A: Getting a photovoltaic system installed and operational on your house or property involves working with several parties to ensure a safe and functional system. You need to work with your electric utility, local building department and a solar contractor.
Where to Start
If you are considering a solar PV installation, I recommend starting with research.
The cost of a residential PV system varies based on your location, the type of components used and the size of the system. With average costs ranging from $16,000 to $36,000, installing a PV system is a significant investment.
In my experience, people install solar panels for financial benefit, environmental impact or a combination of the two.
The financial benefit of generating your own electricity depends on your energy use, the cost of the system, electric rates, and the specific rules and regulations for your state and electric utility.
Utility employees can help you understand electric rate structures. Many states offer net metering, a billing mechanism that gives credit for any extra electricity the system produces and supplies to the power grid.

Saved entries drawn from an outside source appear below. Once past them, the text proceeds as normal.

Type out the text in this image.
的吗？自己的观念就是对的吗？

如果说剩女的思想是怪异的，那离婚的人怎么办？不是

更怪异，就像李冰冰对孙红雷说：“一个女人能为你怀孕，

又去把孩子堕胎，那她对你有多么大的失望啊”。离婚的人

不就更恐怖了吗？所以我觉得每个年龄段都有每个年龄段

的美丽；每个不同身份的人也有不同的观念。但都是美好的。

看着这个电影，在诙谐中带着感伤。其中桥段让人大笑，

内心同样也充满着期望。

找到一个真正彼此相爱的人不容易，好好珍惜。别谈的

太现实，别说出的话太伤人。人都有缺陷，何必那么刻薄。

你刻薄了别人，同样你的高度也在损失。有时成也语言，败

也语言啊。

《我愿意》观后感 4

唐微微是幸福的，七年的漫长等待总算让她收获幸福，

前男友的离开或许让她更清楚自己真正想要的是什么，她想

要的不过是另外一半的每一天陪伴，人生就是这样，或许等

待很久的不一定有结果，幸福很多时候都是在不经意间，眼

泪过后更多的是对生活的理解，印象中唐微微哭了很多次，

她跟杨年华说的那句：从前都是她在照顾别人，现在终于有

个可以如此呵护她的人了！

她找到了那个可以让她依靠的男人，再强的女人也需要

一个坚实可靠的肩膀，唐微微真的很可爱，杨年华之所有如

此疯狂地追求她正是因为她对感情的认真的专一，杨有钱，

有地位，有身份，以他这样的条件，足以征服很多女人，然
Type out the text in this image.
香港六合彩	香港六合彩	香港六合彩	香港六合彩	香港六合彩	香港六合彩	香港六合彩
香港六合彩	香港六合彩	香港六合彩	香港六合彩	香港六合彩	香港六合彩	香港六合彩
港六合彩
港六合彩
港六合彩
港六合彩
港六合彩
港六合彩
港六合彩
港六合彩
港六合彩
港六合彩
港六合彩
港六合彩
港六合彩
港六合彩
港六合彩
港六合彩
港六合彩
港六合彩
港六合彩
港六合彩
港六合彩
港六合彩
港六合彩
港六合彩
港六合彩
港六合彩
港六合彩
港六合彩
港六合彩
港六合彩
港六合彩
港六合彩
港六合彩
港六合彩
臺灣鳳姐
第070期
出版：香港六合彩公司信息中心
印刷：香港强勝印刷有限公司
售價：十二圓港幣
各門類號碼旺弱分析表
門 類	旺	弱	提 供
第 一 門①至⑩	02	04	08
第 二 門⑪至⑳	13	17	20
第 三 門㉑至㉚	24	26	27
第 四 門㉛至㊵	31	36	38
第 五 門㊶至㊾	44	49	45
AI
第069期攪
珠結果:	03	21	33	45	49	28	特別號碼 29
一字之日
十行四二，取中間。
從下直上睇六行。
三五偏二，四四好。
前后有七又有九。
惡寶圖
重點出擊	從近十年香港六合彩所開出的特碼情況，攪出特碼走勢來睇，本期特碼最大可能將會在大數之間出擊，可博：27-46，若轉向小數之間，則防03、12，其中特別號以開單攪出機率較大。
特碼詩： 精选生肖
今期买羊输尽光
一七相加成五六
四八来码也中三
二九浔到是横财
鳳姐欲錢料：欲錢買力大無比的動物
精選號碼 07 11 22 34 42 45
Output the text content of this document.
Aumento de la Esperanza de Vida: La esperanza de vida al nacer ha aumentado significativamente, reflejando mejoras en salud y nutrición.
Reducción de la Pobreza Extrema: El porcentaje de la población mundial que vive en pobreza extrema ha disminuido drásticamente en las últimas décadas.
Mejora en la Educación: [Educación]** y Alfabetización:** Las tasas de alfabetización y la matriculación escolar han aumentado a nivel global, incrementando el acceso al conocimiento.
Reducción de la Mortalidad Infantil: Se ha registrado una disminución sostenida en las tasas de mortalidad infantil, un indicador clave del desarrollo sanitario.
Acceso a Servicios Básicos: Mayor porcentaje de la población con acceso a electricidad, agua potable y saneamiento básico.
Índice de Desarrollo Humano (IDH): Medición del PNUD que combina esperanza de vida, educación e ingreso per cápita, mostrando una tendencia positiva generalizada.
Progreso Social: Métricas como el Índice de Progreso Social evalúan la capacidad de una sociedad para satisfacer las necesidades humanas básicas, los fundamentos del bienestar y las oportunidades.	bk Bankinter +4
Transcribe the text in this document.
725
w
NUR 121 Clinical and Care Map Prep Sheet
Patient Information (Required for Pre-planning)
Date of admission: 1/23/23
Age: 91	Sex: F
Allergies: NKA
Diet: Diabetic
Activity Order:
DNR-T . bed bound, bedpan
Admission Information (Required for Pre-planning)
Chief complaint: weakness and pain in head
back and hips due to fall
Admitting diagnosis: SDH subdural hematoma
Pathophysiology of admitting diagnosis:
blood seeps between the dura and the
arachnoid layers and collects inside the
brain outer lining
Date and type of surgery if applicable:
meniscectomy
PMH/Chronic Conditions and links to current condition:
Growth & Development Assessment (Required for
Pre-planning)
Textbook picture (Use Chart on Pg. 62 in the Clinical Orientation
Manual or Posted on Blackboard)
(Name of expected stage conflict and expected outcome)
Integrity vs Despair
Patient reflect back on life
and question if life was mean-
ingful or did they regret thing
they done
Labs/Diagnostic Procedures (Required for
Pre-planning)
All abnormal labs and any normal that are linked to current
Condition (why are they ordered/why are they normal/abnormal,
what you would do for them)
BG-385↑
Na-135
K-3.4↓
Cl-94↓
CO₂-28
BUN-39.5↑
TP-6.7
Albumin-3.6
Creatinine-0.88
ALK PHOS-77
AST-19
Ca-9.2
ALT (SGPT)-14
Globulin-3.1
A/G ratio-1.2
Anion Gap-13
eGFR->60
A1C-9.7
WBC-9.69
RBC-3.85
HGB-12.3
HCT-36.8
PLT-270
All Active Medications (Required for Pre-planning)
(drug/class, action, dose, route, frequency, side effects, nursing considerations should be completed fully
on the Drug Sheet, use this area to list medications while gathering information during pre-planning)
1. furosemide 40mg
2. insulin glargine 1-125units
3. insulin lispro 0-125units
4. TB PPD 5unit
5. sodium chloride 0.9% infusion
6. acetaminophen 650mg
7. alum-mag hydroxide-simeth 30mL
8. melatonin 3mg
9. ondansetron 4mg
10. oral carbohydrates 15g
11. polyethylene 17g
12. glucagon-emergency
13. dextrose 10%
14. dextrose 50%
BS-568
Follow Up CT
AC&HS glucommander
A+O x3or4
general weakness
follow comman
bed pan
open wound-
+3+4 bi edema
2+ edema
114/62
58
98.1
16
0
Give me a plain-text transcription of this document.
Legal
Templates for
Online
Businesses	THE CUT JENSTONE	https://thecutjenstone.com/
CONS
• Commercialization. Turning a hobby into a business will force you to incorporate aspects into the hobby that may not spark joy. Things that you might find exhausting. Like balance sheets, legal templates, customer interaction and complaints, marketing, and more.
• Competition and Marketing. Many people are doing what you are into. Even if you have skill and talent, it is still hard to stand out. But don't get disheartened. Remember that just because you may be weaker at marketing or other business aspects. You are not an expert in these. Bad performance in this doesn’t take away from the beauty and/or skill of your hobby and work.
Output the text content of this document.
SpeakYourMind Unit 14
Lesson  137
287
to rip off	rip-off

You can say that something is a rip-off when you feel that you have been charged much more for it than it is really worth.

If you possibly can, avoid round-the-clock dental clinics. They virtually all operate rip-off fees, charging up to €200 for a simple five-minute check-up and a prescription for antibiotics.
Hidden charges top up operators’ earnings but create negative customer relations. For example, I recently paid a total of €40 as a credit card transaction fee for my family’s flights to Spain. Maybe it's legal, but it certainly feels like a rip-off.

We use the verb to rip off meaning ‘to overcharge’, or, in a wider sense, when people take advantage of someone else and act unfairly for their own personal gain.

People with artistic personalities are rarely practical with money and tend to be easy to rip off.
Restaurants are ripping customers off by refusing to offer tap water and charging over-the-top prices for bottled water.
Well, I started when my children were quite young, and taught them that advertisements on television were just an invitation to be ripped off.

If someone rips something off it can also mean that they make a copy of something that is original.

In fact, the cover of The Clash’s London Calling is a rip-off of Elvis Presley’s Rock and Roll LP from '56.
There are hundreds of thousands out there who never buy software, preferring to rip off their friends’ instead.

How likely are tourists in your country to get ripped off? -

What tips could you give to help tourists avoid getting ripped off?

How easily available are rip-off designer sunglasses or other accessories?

The environmental benefit of installing a PV system is based on reducing greenhouse gas emissions. This benefit is dependent on the type of generation that powers your home. You can check with your utility to learn about its energy sources. This information provides a better understanding of the type of power your PV system will offset.
To find potential costs and estimated energy production, you need a proposal from a solar contractor. I recommend getting two or three proposals from different contractors to compare system designs and costs. You can also request a reference from a previous customer in your area.
Solar contractors work in multiple utility service territories and may not be familiar with the requirements in your state or at your electric utility. I always recommend contacting your electric utility before signing a solar installation contract. You want to understand your monthly electric bill costs, as well as the monthly system costs, after installing solar.
If you commit to a home PV installation, you sign an interconnection agreement with your electric provider. This contract between you and your electric utility stipulates the terms of connecting a distributed generation system, such as a PV system.
Permits and Inspections
You or your contractor will work with the local building department for the necessary permitting before installation. Once the system is installed, you will likely need final inspections from the building department and the electric utility.
Your utility will grant permission to operate before energizing your system. Don’t assume your local building department will communicate with your electric utility. In my experience, this doesn’t always happen.
Because the solar installation process involves multiple parties, preapproval and post-inspections, it is important to check with your local utility and building department before committing to a solar PV installation.